Science

Vitamins may help reduce risk of age-related vision loss, trial suggests

Taking a combination of folic acid and B vitamins may help to prevent a common form of vision loss in older women, according to a new study.

Taking a combination of folic acid and B vitamins may help to prevent a common form of vision loss in older women, according to a new study.

Age-related macular degeneration is a degenerative disease of the macula, a small area at the centre of the retina.
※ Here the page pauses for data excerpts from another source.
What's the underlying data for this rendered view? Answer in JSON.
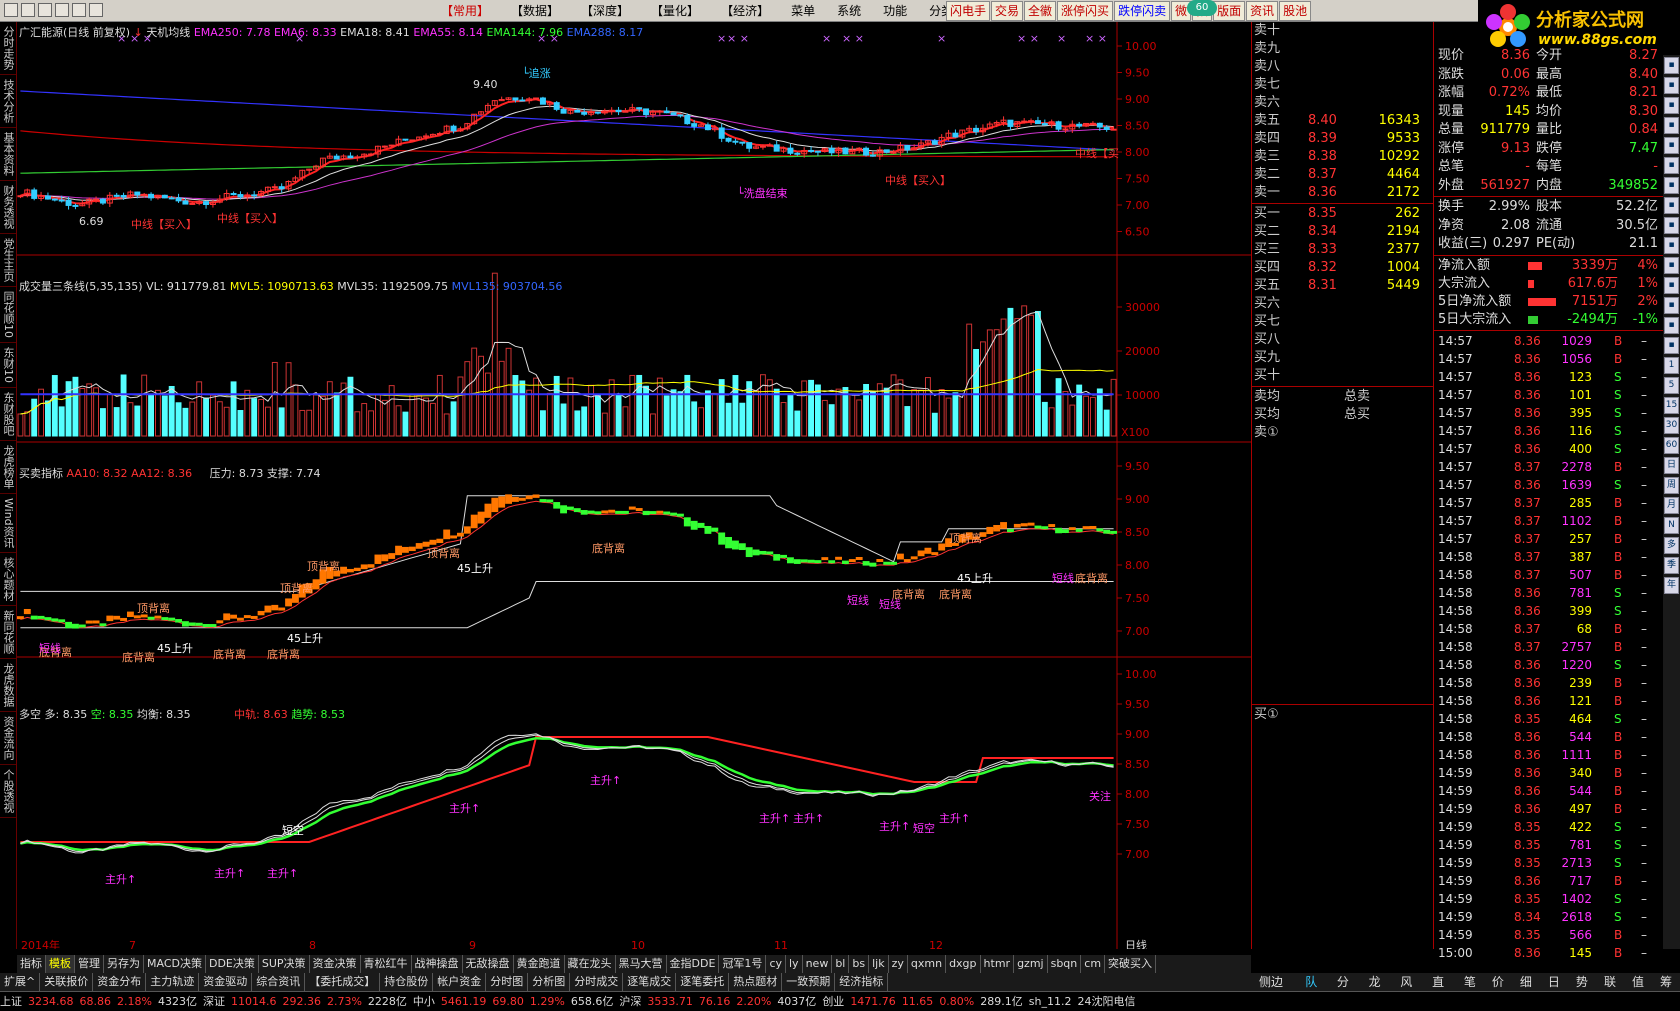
{
  "menus": [
    "【常用】",
    "【数据】",
    "【深度】",
    "【量化】",
    "【经济】",
    "菜单",
    "系统",
    "功能",
    "分类"
  ],
  "quick_buttons": [
    "闪电手",
    "交易",
    "全徽",
    "涨停闪买",
    "跌停闪卖",
    "微",
    "指",
    "版面",
    "资讯",
    "股池"
  ],
  "badge": "60",
  "logo": {
    "title": "分析家公式网",
    "url": "www.88gs.com"
  },
  "left_tabs": [
    "分时走势",
    "技术分析",
    "基本资料",
    "财务透视",
    "党生主页",
    "同花顺10",
    "东财10",
    "东财股吧",
    "龙虎榜单",
    "Wind资讯",
    "核心题材",
    "新同花顺",
    "龙虎数据",
    "资金流向",
    "个股透视"
  ],
  "panel1": {
    "stock": "广汇能源(日线 前复权)",
    "indicator": "天机均线",
    "ema250": "EMA250: 7.78",
    "ema6": "EMA6: 8.33",
    "ema18": "EMA18: 8.41",
    "ema55": "EMA55: 8.14",
    "ema144": "EMA144: 7.96",
    "ema288": "EMA288: 8.17",
    "yticks": [
      "10.00",
      "9.50",
      "9.00",
      "8.50",
      "8.00",
      "7.50",
      "7.00",
      "6.50"
    ],
    "ann": {
      "low": "6.69",
      "high": "9.40",
      "buy1": "中线【买入】",
      "buy2": "中线【买入】",
      "buy3": "中线【买入】",
      "buy4": "中线【买",
      "wash": "洗盘结束",
      "chase": "追涨"
    }
  },
  "panel2": {
    "title": "成交量三条线(5,35,135)",
    "vl": "VL: 911779.81",
    "mvl5": "MVL5: 1090713.63",
    "mvl35": "MVL35: 1192509.75",
    "mvl135": "MVL135: 903704.56",
    "yticks": [
      "30000",
      "20000",
      "10000"
    ],
    "unit": "X100"
  },
  "panel3": {
    "title": "买卖指标",
    "aa10": "AA10: 8.32",
    "aa12": "AA12: 8.36",
    "press": "压力: 8.73",
    "support": "支撑: 7.74",
    "yticks": [
      "9.50",
      "9.00",
      "8.50",
      "8.00",
      "7.50",
      "7.00"
    ],
    "labels": [
      "顶背离",
      "顶背离",
      "顶背离",
      "顶背离",
      "顶背离",
      "底背离",
      "底背离",
      "底背离",
      "底背离",
      "底背离",
      "底背离",
      "底背离",
      "底背离",
      "45上升",
      "45上升",
      "45上升",
      "45上升",
      "短线",
      "短线",
      "短线",
      "短线"
    ]
  },
  "panel4": {
    "title": "多空",
    "duo": "多: 8.35",
    "kong": "空: 8.35",
    "junheng": "均衡: 8.35",
    "zhongzhou": "中轨: 8.63",
    "qushi": "趋势: 8.53",
    "yticks": [
      "10.00",
      "9.50",
      "9.00",
      "8.50",
      "8.00",
      "7.50",
      "7.00"
    ],
    "labels": [
      "主升↑",
      "主升↑",
      "主升↑",
      "主升↑",
      "主升↑",
      "主升↑",
      "主升↑",
      "主升↑",
      "主升↑",
      "关注",
      "短空"
    ]
  },
  "xaxis": {
    "labels": [
      "2014年",
      "7",
      "8",
      "9",
      "10",
      "11",
      "12"
    ],
    "period": "日线"
  },
  "orderbook": {
    "asks": [
      {
        "l": "卖十",
        "p": "",
        "v": ""
      },
      {
        "l": "卖九",
        "p": "",
        "v": ""
      },
      {
        "l": "卖八",
        "p": "",
        "v": ""
      },
      {
        "l": "卖七",
        "p": "",
        "v": ""
      },
      {
        "l": "卖六",
        "p": "",
        "v": ""
      },
      {
        "l": "卖五",
        "p": "8.40",
        "v": "16343"
      },
      {
        "l": "卖四",
        "p": "8.39",
        "v": "9533"
      },
      {
        "l": "卖三",
        "p": "8.38",
        "v": "10292"
      },
      {
        "l": "卖二",
        "p": "8.37",
        "v": "4464"
      },
      {
        "l": "卖一",
        "p": "8.36",
        "v": "2172"
      }
    ],
    "bids": [
      {
        "l": "买一",
        "p": "8.35",
        "v": "262"
      },
      {
        "l": "买二",
        "p": "8.34",
        "v": "2194"
      },
      {
        "l": "买三",
        "p": "8.33",
        "v": "2377"
      },
      {
        "l": "买四",
        "p": "8.32",
        "v": "1004"
      },
      {
        "l": "买五",
        "p": "8.31",
        "v": "5449"
      },
      {
        "l": "买六",
        "p": "",
        "v": ""
      },
      {
        "l": "买七",
        "p": "",
        "v": ""
      },
      {
        "l": "买八",
        "p": "",
        "v": ""
      },
      {
        "l": "买九",
        "p": "",
        "v": ""
      },
      {
        "l": "买十",
        "p": "",
        "v": ""
      }
    ],
    "avg_sell": "卖均",
    "avg_buy": "买均",
    "total_sell": "总卖",
    "total_buy": "总买",
    "sell1": "卖①",
    "buy1": "买①"
  },
  "quote": [
    {
      "k1": "现价",
      "v1": "8.36",
      "k2": "今开",
      "v2": "8.27"
    },
    {
      "k1": "涨跌",
      "v1": "0.06",
      "k2": "最高",
      "v2": "8.40"
    },
    {
      "k1": "涨幅",
      "v1": "0.72%",
      "k2": "最低",
      "v2": "8.21"
    },
    {
      "k1": "现量",
      "v1": "145",
      "k2": "均价",
      "v2": "8.30"
    },
    {
      "k1": "总量",
      "v1": "911779",
      "k2": "量比",
      "v2": "0.84"
    },
    {
      "k1": "涨停",
      "v1": "9.13",
      "k2": "跌停",
      "v2": "7.47"
    },
    {
      "k1": "总笔",
      "v1": "-",
      "k2": "每笔",
      "v2": "-"
    },
    {
      "k1": "外盘",
      "v1": "561927",
      "k2": "内盘",
      "v2": "349852"
    },
    {
      "k1": "换手",
      "v1": "2.99%",
      "k2": "股本",
      "v2": "52.2亿"
    },
    {
      "k1": "净资",
      "v1": "2.08",
      "k2": "流通",
      "v2": "30.5亿"
    },
    {
      "k1": "收益(三)",
      "v1": "0.297",
      "k2": "PE(动)",
      "v2": "21.1"
    }
  ],
  "flows": [
    {
      "k": "净流入额",
      "v": "3339万",
      "p": "4%"
    },
    {
      "k": "大宗流入",
      "v": "617.6万",
      "p": "1%"
    },
    {
      "k": "5日净流入额",
      "v": "7151万",
      "p": "2%"
    },
    {
      "k": "5日大宗流入",
      "v": "-2494万",
      "p": "-1%"
    }
  ],
  "ticks": [
    [
      "14:57",
      "8.36",
      "1029",
      "B"
    ],
    [
      "14:57",
      "8.36",
      "1056",
      "B"
    ],
    [
      "14:57",
      "8.36",
      "123",
      "S"
    ],
    [
      "14:57",
      "8.36",
      "101",
      "S"
    ],
    [
      "14:57",
      "8.36",
      "395",
      "S"
    ],
    [
      "14:57",
      "8.36",
      "116",
      "S"
    ],
    [
      "14:57",
      "8.36",
      "400",
      "S"
    ],
    [
      "14:57",
      "8.37",
      "2278",
      "B"
    ],
    [
      "14:57",
      "8.36",
      "1639",
      "S"
    ],
    [
      "14:57",
      "8.37",
      "285",
      "B"
    ],
    [
      "14:57",
      "8.37",
      "1102",
      "B"
    ],
    [
      "14:57",
      "8.37",
      "257",
      "B"
    ],
    [
      "14:58",
      "8.37",
      "387",
      "B"
    ],
    [
      "14:58",
      "8.37",
      "507",
      "B"
    ],
    [
      "14:58",
      "8.36",
      "781",
      "S"
    ],
    [
      "14:58",
      "8.36",
      "399",
      "S"
    ],
    [
      "14:58",
      "8.37",
      "68",
      "B"
    ],
    [
      "14:58",
      "8.37",
      "2757",
      "B"
    ],
    [
      "14:58",
      "8.36",
      "1220",
      "S"
    ],
    [
      "14:58",
      "8.36",
      "239",
      "B"
    ],
    [
      "14:58",
      "8.36",
      "121",
      "B"
    ],
    [
      "14:58",
      "8.35",
      "464",
      "S"
    ],
    [
      "14:58",
      "8.36",
      "544",
      "B"
    ],
    [
      "14:58",
      "8.36",
      "1111",
      "B"
    ],
    [
      "14:59",
      "8.36",
      "340",
      "B"
    ],
    [
      "14:59",
      "8.36",
      "544",
      "B"
    ],
    [
      "14:59",
      "8.36",
      "497",
      "B"
    ],
    [
      "14:59",
      "8.35",
      "422",
      "S"
    ],
    [
      "14:59",
      "8.35",
      "781",
      "S"
    ],
    [
      "14:59",
      "8.35",
      "2713",
      "S"
    ],
    [
      "14:59",
      "8.36",
      "717",
      "B"
    ],
    [
      "14:59",
      "8.35",
      "1402",
      "S"
    ],
    [
      "14:59",
      "8.34",
      "2618",
      "S"
    ],
    [
      "14:59",
      "8.35",
      "566",
      "B"
    ],
    [
      "15:00",
      "8.36",
      "145",
      "B"
    ]
  ],
  "icons": [
    "up-icon",
    "down-icon",
    "list-icon",
    "grid-icon",
    "chart-icon",
    "fin-icon",
    "money-icon",
    "bar-icon",
    "f10-icon",
    "calc-icon",
    "rsi-icon",
    "dollar-icon",
    "move-icon",
    "pen-icon",
    "f5-icon",
    "1",
    "5",
    "15",
    "30",
    "60",
    "日",
    "周",
    "月",
    "N",
    "多",
    "季",
    "年"
  ],
  "tabs1": [
    "指标",
    "模板",
    "管理",
    "另存为",
    "MACD决策",
    "DDE决策",
    "SUP决策",
    "资金决策",
    "青松红牛",
    "战神操盘",
    "无敌操盘",
    "黄金跑道",
    "藏在龙头",
    "黑马大营",
    "金指DDE",
    "冠军1号",
    "cy",
    "ly",
    "new",
    "bl",
    "bs",
    "ljk",
    "zy",
    "qxmn",
    "dxgp",
    "htmr",
    "gzmj",
    "sbqn",
    "cm",
    "突破买入"
  ],
  "tabs2": [
    "扩展^",
    "关联报价",
    "资金分布",
    "主力轨迹",
    "资金驱动",
    "综合资讯",
    "【委托成交】",
    "持仓股份",
    "帐户资金",
    "分时图",
    "分析图",
    "分时成交",
    "逐笔成交",
    "逐笔委托",
    "热点题材",
    "一致预期",
    "经济指标"
  ],
  "rtabs": [
    "侧边栏<",
    "队列",
    "分布",
    "龙虎",
    "风向",
    "直播",
    "笔",
    "价",
    "细",
    "日",
    "势",
    "联",
    "值",
    "筹"
  ],
  "status": [
    {
      "t": "上证",
      "c": "w"
    },
    {
      "t": "3234.68",
      "c": "r"
    },
    {
      "t": "68.86",
      "c": "r"
    },
    {
      "t": "2.18%",
      "c": "r"
    },
    {
      "t": "4323亿",
      "c": "w"
    },
    {
      "t": "深证",
      "c": "w"
    },
    {
      "t": "11014.6",
      "c": "r"
    },
    {
      "t": "292.36",
      "c": "r"
    },
    {
      "t": "2.73%",
      "c": "r"
    },
    {
      "t": "2228亿",
      "c": "w"
    },
    {
      "t": "中小",
      "c": "w"
    },
    {
      "t": "5461.19",
      "c": "r"
    },
    {
      "t": "69.80",
      "c": "r"
    },
    {
      "t": "1.29%",
      "c": "r"
    },
    {
      "t": "658.6亿",
      "c": "w"
    },
    {
      "t": "沪深",
      "c": "w"
    },
    {
      "t": "3533.71",
      "c": "r"
    },
    {
      "t": "76.16",
      "c": "r"
    },
    {
      "t": "2.20%",
      "c": "r"
    },
    {
      "t": "4037亿",
      "c": "w"
    },
    {
      "t": "创业",
      "c": "w"
    },
    {
      "t": "1471.76",
      "c": "r"
    },
    {
      "t": "11.65",
      "c": "r"
    },
    {
      "t": "0.80%",
      "c": "r"
    },
    {
      "t": "289.1亿",
      "c": "w"
    },
    {
      "t": "sh_11.2",
      "c": "w"
    },
    {
      "t": "24沈阳电信",
      "c": "w"
    }
  ]
}
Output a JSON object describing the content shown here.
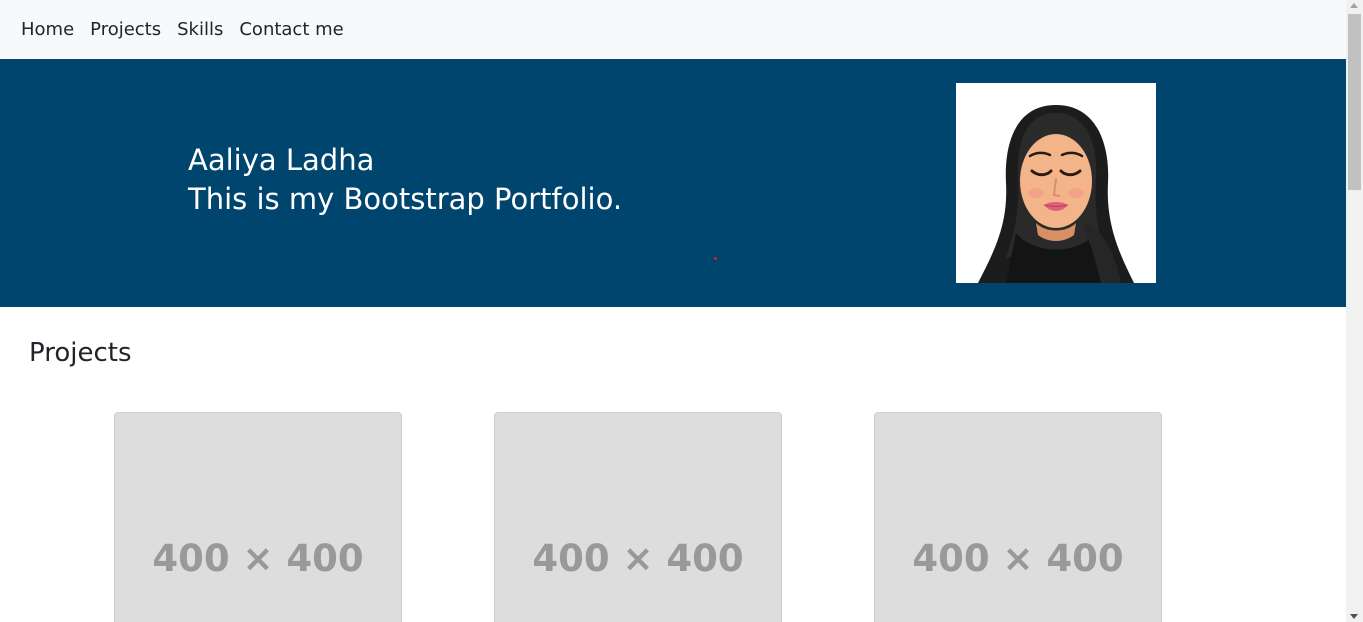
{
  "nav": {
    "items": [
      {
        "label": "Home"
      },
      {
        "label": "Projects"
      },
      {
        "label": "Skills"
      },
      {
        "label": "Contact me"
      }
    ]
  },
  "hero": {
    "name": "Aaliya Ladha",
    "tagline": "This is my Bootstrap Portfolio.",
    "background_color": "#00456e",
    "avatar_icon": "woman-in-hijab-avatar"
  },
  "projects": {
    "title": "Projects",
    "cards": [
      {
        "placeholder": "400 × 400"
      },
      {
        "placeholder": "400 × 400"
      },
      {
        "placeholder": "400 × 400"
      }
    ]
  }
}
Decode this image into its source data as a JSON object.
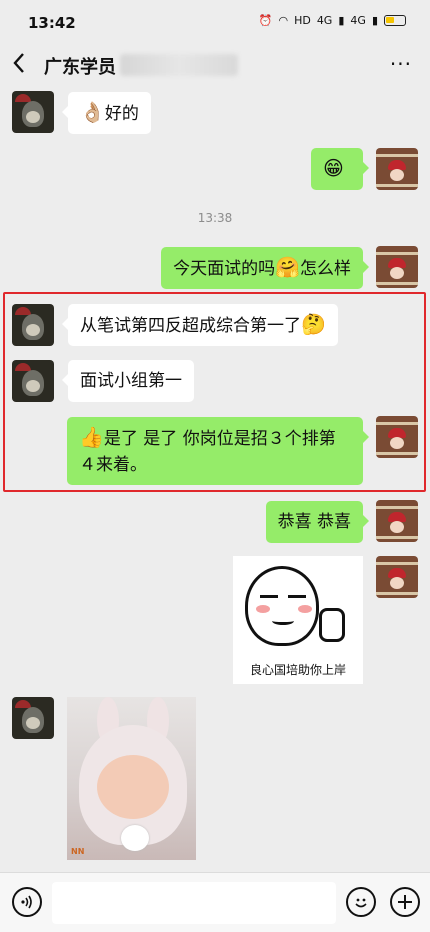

The overgrowth of blood vessels into the retina can lead to central vision loss, preventing sufferers from seeing fine details, recognizing faces, or reading and driving.

It is a leading cause of vision loss in older Americans, and more than a third of Canadians between the ages of 55 and 74 develop AMD, according to the AMD Canada website.

In Monday's issue of the Archives of Internal Medicine, William Christen, of Brigham and Women's Hospital and Harvard Medical School in Boston, and his colleagues reported the results of their randomized double-blind clinical trial involving more than 5,000 women aged 40 and older.

"Other than avoiding cigarette smoking, this is the first suggestion from a randomized trial of a possible way to reduce early stage AMD," said Christen, who led the research.

The findings should also apply to men, he said.

In the study, participants who took a combination of vitamin B6, vitamin B12 and folic acid reduced their risk of macular degeneration by more than a third after seven years, compared with women who took placebos.

The strengths of the study were its random design and long follow-up, said Allen Taylor, director of the Laboratory for Nutrition and Vision Research at Tufts University in Boston.

Because the results were based on a study for heart disease, the study's authors did not strictly define the type and severity of eye disease, added Taylor, who does similar research but was not involved in this study.

The team found:

  • 55 cases of AMD among women taking the vitamins, compared with 82 cases in the placebo group.
  • 26 cases of more significant vision loss (resulting in a visual acuity of 20/30 or worse) among those in the vitamin group, compared with 44 among those taking the sugar pills.

The researchers speculated that folic acid and B vitamins may help by lowering levels of homocysteine, an amino acid that can damage the lining of blood vessels and is linked with heart disease risk.

Blood vessel size

The beneficial effect began to emerge about two years into the follow-up and lasted throughout the trial.

Earlier studies concluded that the supplements were not helpful for cardiovascular disease, but it could be that the small blood vessels in the eye respond better than the body's large blood vessels, the researchers said.

The vitamins could also work through antioxidant effects

Christen advised that it's too soon to recommend taking B vitamins to prevent age-related vision loss.

People who already have the disease could talk to their doctors about taking over-the-counter supplements that include vitamins C, E and zinc, which research suggests slows the disease.

Foods that are rich in B vitamins and folic acid include: meat, poultry, fortified cereals, beans, nuts, leafy vegetables, spinach, and peas.

Folate is a B vitamin that the body uses to make healthy new cells. The synthetic version, folic acid, is used to fortify grain products such as white flour.

The research was funded by the U.S. National Institutes of Health.

BASF Corp. and Cognis Corp. provided the vitamins and placebos but had no other involvement in the study. Some of the researchers said they had received funding from pharmaceutical and nutritional supplement makers.